Chancellor urged to slash a ‘Girls’ Night Out’ tax on wine drinkers


RISHI Sunak has been put on notice to cut the ‘Girls Night Out’ tax for wine drinkers.

Revellers want the Chancellor to axe the disparity which sees wine lovers pay up to 13 per cent more duty and VAT than beer drinkers.

Chancellor has been urged to slash a ‘Girls’ Night Out’ tax on wine drinkers

One Tory MP called for more fairness in the system with wine lovers also getting penalised for enjoying a night in with a bottle.

Furious campaigners point to a gender bias in the tax system that they say must be addressed in the Budget in ten days time.

Wine Drinkers UK examined bar bills in four cities across the UK as a group of five people ordered rounds of drink made up of wine and beer.

The average duty plus VAT on a round of five wines was £7.02 but just £6.20 for the beer bill research from bars across the UK showed – some 13 per cent higher.

Over the past decade, wine drinkers have paid £4.6 billion more in duty than beer drinkers.

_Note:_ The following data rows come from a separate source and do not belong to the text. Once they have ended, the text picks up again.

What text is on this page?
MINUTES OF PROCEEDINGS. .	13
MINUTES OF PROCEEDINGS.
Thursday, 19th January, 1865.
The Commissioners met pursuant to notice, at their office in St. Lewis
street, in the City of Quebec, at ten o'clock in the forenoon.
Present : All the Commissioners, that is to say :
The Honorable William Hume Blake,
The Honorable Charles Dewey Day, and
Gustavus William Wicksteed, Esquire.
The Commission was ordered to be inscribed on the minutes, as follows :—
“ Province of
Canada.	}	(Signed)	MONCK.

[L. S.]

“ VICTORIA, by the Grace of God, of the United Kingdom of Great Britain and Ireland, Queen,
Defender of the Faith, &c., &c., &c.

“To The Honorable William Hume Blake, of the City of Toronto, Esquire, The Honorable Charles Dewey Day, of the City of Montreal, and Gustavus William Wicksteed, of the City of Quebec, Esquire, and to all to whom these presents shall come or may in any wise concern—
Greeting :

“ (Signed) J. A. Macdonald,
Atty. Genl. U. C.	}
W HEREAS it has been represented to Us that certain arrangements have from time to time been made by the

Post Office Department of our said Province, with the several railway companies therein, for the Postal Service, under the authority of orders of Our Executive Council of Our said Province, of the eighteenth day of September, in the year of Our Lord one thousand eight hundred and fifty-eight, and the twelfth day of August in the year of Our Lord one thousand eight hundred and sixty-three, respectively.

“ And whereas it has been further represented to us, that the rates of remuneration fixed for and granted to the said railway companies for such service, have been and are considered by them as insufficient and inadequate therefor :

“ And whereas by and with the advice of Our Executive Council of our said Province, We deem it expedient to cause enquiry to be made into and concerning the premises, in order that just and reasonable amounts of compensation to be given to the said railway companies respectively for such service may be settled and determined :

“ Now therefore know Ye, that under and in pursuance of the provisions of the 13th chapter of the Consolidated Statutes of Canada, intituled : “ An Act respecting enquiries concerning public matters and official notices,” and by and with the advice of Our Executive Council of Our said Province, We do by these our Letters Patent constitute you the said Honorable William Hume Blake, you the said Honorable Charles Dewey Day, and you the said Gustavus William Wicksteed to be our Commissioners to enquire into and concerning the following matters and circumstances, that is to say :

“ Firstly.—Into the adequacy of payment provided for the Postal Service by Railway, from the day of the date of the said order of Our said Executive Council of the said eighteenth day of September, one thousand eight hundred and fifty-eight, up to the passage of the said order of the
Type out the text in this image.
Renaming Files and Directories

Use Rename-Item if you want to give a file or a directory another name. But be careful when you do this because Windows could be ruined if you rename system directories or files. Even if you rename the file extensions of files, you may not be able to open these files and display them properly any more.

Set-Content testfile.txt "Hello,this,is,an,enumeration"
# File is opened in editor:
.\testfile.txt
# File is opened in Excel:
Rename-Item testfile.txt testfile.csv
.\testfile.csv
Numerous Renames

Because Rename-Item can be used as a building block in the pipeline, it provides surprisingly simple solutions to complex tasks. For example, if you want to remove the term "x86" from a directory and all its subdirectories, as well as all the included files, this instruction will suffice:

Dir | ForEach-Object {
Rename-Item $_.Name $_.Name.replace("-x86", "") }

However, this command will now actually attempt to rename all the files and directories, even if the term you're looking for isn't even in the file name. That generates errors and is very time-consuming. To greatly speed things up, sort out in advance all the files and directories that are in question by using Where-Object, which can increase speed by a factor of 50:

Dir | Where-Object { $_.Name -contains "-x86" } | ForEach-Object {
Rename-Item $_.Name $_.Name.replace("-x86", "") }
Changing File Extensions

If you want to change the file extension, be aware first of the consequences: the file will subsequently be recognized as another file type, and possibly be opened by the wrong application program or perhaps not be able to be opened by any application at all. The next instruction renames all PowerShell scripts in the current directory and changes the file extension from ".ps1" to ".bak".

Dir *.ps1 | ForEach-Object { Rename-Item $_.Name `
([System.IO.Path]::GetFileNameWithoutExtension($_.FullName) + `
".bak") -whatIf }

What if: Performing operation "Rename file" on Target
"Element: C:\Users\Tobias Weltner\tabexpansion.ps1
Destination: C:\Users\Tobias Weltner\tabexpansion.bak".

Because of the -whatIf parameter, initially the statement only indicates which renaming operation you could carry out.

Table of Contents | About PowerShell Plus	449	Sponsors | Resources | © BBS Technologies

Duty on wine has increased by 39 per cent compared to just 16 per cent for beer since 2010.

Tory MP Nus Ghani, MP for Wealden, said: “Far too often women bear the brunt of increased living costs, whether it’s household bills or childcare provision.

“That should not extend to a night out too or a night at home with the family. Women are far more likely to drink wine than beer when they are out with friends, they should not be expected to pay on average 13% more in tax for a round of drinks.

“And, with tax on wine having increased by 39% since 2010, compared with 16% for beer, women are also penalised on a night in. It’s just not on!”

Meanwhile, a survey from the UK Spirits Alliance shows producers fear job losses if spirits duty across the country’s 563 distlieries.

An overwhelming 59 per cent claimed they may have make job cuts with a fifth of firms claiming less expansion into new markets.

Plonk lovers want Sunak to stop making them pay an average 13 per cent more duty and VAT than those ordering beer

A Treasury spokesperson said: “We’ve invested more than £350 billion throughout the pandemic to protect millions of jobs and businesses, including pubs, and have frozen all alcohol duties at the last two Budgets.

“We do not comment on speculation around tax changes ahead of Budget.”